E eis que o "Anjos também caem" completa o seu 6º aniversário de existência, aos 6 dias do mês de Novembro do ano de 2011...
Na verdade, creio que só "comemorei" esta data aquando do 3º aniversário, e recordo que foi referindo 3 momentos marcantes e 3 posts de referência...
Se me perguntarem o que me faz manter um blog durante tanto tempo, ainda para mais um blog do tipo do "Anjos", de reflexão e de divagação, talvez a resposta mais rápida (e, quiçá, mais correcta) é que se trata de um refúgio pessoal. Mas a verdade é que este espaço continua a ser - ou pelo menos, a tentar ser - um espaço de partilha de algo que faça pensar, reflectir ou agir.
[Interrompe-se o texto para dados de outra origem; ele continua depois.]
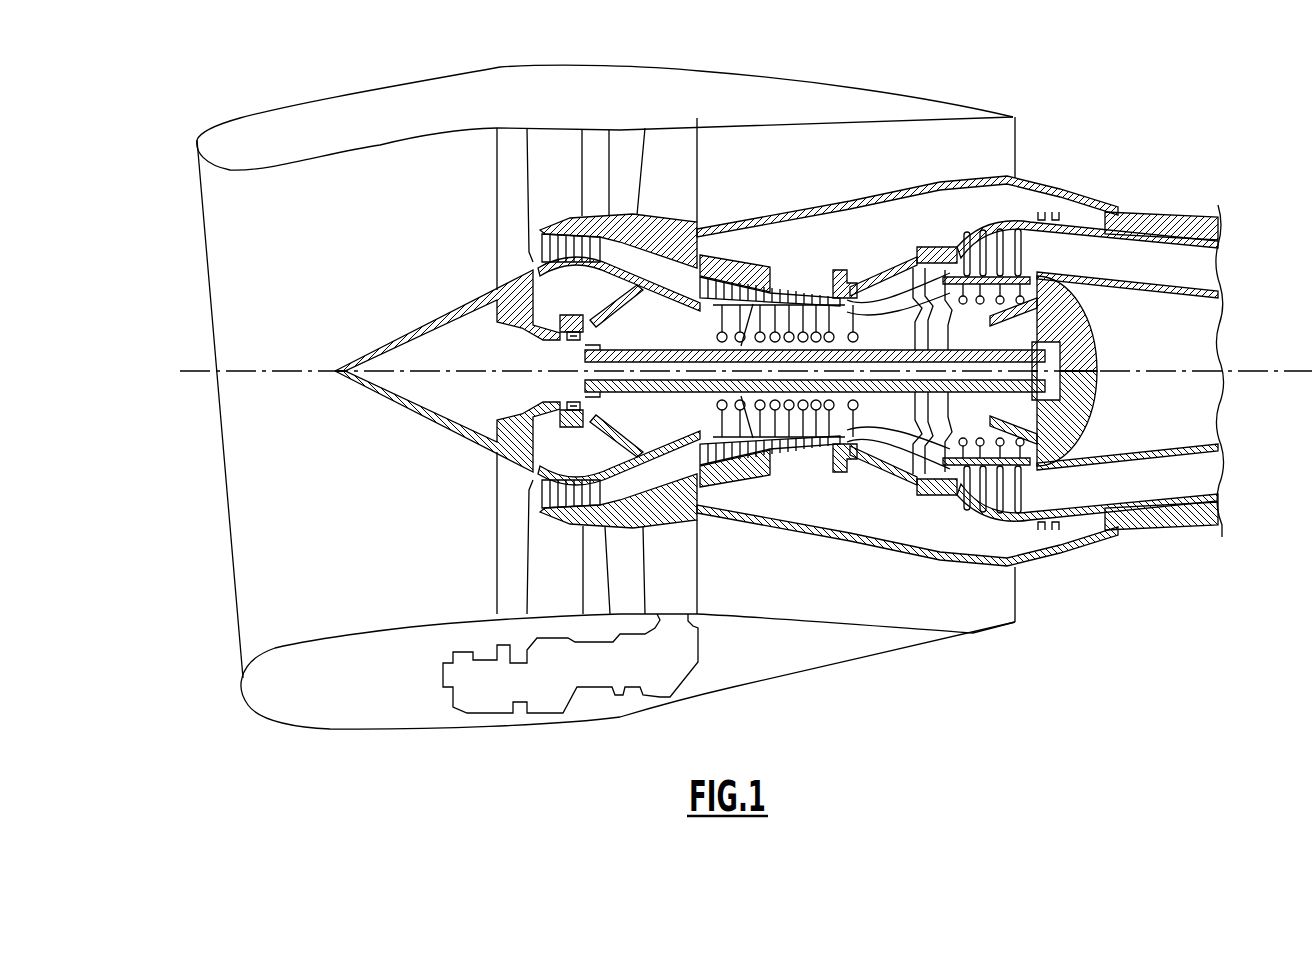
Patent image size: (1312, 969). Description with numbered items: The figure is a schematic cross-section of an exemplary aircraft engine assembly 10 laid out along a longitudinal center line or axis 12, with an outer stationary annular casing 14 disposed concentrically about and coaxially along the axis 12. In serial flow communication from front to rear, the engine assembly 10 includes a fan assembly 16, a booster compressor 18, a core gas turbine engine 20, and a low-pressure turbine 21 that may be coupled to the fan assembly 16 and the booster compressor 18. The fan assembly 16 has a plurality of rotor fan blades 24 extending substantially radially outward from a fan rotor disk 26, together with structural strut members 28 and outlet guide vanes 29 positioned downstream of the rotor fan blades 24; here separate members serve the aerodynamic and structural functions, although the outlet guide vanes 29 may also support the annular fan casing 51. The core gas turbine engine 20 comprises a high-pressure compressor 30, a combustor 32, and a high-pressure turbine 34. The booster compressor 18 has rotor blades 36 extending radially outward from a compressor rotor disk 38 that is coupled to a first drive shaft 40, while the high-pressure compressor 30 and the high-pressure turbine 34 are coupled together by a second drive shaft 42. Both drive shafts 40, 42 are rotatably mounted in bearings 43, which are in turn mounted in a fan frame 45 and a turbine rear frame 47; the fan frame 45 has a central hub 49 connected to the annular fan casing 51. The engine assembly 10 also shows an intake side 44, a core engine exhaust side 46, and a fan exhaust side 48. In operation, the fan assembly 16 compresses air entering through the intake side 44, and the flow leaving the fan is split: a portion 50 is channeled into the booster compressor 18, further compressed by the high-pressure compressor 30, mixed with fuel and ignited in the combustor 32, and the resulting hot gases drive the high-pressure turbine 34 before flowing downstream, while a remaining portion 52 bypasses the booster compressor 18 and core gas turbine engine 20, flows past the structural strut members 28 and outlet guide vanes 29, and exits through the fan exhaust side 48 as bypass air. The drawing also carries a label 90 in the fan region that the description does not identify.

The aircraft engine assembly 10 is at (710, 374).
The longitudinal center line or axis 12 is at (268, 369).
The outer stationary annular casing 14 is at (747, 268).
The fan assembly 16 is at (469, 227).
The booster compressor 18 is at (556, 522).
The core gas turbine engine 20 is at (857, 282).
The low-pressure turbine 21 is at (998, 526).
The rotor fan blades 24 is at (498, 523).
The fan rotor disk 26 is at (493, 423).
The structural strut members 28 is at (592, 143).
The outlet guide vanes 29 is at (678, 166).
The high-pressure compressor 30 is at (761, 459).
The combustor 32 is at (885, 463).
The high-pressure turbine 34 is at (946, 488).
The rotor blades 36 is at (590, 487).
The compressor rotor disk 38 is at (538, 274).
The first drive shaft 40 is at (867, 356).
The second drive shaft 42 is at (915, 248).
The bearings 43 is at (1028, 337).
The intake side 44 is at (204, 275).
The fan frame 45 is at (492, 66).
The core engine exhaust side 46 is at (1207, 267).
The turbine rear frame 47 is at (1200, 215).
The fan exhaust side 48 is at (1042, 142).
The central hub 49 is at (662, 688).
The portion of the airflow 50 is at (555, 498).
The annular fan casing 51 is at (775, 87).
The remaining portion of the airflow 52 is at (550, 187).
The fan case 90 is at (622, 517).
Muitas vezes, para um público diverso, conhecido ou nem por isso, outras, para alguém (individual ou grupo) em particular. Isso faz-me lembrar que já fui acusada de usar o blog para dizer o que não consigo dizer pessoalmente, já tive pessoas preocupadas por acharem que um post mais cinzento se referia a elas e também quem percebesse exactamente que a mensagem era para si... Assim como sei de textos meus aqui publicados que foram ou serão usados em determinados momentos de reflexão, que foram tema de conversa no café, e razão de mudança na maneira de estar de alguém... Sei que, por uma qualquer razão, terei perdido alguns dos leitores que tão atentamente me seguiam nos primórdios deste blog, assim como terei ganho muitos outros (principalmente, pelo FB...).
Voltando à ideia do refúgio pessoal... Notoriamente, será fácil perceber "os altos e baixos" da minha vivência nestes 6 anos, através da leitura do "Anjos". Mas com maior tendência, "os baixos"... Como disse a um amigo, que me dizia que o meu blog estaria um pouco triste e cinzento, ou a outro a quem disse para não o ler porque por vezes podia ser algo deprimente, e ele me respondeu prontamente que se não quero que seja lido, não o devia ter nem divulgar..., as coisas boas partilham-se pessoalmente, e uma pessoa feliz transmite-o com facilidade, ou simplesmente nota-se. Já os momentos tristes, principalmente para alguém como eu..., podem ser demasiado encobertos e serão mais facilmente extravasados indirectamente, protegidos pela camada de palavras que se usam.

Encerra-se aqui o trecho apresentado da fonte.